1. It is explicit in Matthew 1:18-25 and Luke 1:27, 34-35. It is only possibly found elsewhere, and Bird suggests Galatians 4:4 and Mark 6:3 and John 8:41. Thus, it is apostolic but not found in all the apostles. (I’ve never understood why the absence of this idea in Paul means Paul didn’t believe it, and Bird says it is not a part of the core of the gospel but part of the gospel — p. 370.)

2. The virginal conception is not predicted in Isaiah 7:14 where there is a prediction that a young woman would conceive. Matthew uses the LXX translation to confirm prophesy of what he knew happened (the virginal conception). But there is very little indication of Matthean or Lukan dependency on any kind of ancient pagan divine-human intercourse. The NT narratives are saturated with OT allusion and quotation.

3. So why the virginal conception? (I have discussion of this in my book The Real Mary, if you care to see more treatment.) Bird agrees with Mark Strauss to say the NT does not explain it or develop its significance; it remains mysterious. The issue is not the DNA of a male, who passes on sin, removed from Jesus so he could be sinless since DNA is passed on by both parents. Bird suggests we approach this from the angle of why it has been denied.

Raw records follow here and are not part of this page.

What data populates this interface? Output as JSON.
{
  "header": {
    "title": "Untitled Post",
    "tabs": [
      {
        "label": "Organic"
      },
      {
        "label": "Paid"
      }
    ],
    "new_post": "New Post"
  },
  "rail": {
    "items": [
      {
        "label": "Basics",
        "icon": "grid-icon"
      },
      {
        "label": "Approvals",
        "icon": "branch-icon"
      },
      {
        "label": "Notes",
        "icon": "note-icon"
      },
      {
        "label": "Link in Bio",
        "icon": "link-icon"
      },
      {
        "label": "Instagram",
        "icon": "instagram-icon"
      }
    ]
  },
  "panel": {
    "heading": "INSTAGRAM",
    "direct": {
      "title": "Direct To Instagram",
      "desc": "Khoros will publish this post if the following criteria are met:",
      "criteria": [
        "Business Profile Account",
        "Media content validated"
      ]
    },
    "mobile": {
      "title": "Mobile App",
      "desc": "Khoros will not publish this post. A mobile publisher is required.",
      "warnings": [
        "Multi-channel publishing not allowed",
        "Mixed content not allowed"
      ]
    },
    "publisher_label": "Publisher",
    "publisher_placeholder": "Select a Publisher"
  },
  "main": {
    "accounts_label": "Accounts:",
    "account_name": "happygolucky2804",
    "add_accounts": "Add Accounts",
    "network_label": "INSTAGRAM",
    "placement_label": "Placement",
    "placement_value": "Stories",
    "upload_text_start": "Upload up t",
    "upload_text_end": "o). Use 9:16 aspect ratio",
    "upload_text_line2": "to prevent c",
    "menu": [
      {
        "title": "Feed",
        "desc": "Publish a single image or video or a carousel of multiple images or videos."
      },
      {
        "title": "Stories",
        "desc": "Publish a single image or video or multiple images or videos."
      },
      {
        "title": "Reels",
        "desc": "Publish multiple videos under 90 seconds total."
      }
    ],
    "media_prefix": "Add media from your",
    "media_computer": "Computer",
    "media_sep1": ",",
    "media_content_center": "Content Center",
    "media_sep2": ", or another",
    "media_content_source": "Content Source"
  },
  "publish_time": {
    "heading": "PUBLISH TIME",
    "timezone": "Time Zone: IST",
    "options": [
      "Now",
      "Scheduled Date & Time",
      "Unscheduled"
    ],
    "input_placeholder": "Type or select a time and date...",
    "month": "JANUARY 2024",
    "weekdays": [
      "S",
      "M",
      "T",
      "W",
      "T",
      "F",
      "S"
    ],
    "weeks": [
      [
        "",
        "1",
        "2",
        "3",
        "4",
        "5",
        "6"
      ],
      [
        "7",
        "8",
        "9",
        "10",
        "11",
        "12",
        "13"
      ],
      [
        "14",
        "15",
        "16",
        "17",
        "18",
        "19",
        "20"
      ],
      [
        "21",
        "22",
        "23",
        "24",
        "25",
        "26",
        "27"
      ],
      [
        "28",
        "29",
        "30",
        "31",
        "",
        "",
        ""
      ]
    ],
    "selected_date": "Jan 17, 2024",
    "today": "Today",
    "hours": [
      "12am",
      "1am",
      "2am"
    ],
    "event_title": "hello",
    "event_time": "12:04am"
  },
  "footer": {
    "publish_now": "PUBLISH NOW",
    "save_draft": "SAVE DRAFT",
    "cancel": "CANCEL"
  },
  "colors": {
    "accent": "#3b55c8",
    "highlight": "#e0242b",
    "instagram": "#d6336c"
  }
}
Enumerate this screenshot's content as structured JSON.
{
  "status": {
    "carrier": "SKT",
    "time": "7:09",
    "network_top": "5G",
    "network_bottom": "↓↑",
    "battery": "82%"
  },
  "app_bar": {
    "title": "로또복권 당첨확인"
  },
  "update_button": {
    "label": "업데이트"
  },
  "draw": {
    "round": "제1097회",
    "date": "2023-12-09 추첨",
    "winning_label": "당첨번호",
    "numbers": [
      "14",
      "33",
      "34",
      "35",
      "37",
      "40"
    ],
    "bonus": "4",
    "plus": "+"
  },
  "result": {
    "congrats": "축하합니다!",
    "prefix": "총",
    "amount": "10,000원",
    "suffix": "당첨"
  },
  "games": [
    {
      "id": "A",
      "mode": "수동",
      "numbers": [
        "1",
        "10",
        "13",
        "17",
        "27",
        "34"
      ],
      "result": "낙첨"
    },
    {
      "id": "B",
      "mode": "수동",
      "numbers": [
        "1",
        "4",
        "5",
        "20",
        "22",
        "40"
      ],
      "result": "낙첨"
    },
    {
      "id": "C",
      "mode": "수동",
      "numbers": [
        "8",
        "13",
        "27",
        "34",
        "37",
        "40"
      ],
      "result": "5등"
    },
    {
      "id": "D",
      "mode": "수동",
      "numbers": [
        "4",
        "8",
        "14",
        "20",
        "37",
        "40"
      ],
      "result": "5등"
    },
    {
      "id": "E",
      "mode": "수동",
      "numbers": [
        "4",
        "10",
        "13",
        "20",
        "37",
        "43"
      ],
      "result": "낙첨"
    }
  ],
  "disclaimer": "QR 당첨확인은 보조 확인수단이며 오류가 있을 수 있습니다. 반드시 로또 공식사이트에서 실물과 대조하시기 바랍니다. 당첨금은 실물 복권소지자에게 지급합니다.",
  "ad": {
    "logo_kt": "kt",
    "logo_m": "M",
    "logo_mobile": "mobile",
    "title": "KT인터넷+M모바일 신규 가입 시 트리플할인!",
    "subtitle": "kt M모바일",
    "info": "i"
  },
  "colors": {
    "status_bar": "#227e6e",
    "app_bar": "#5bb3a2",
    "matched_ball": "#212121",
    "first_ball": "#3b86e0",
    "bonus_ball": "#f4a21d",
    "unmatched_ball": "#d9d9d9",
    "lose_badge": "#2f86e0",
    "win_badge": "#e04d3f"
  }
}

It arose when “heretics” were saying Jesus’ birth was only human or did not have a human birth. Thus, it concerns the identity of Jesus’ relation to the Father. Some denied it to rip Jesus from Israel’s story.

The virginal conception means Jesus was not simply a holy man and not a cosmic ghost (his terms). Jesus is the one special son of Israel. Furthermore, this doctrine speaks to new creation coming into existence in the here and now as a foretaste of what is to come. And it speaks of the overcoming of evil and injustice and the conquering of satan. Thus, Rev 12 has the dragon wanting to slay the child because the dragon knows what the child will accomplish. The virginal conception affirms humanity, affirms the path of normal childbearing and birth.

Bird says he’d not put this in “my top five doctrines” (374). It’s chief significance then is to be found “in its christological meaning that the Word was made flesh in one of the most bodily events of human existence, namely, childbirth” (374). It teaches incarnation instead of “transmutation of the Word into human form.” God becomes human to rescue humans from themselves and the clutches of the evil one and evil injustices. As Barth put it, “the Virgin birth is part of real Christian faith” (375).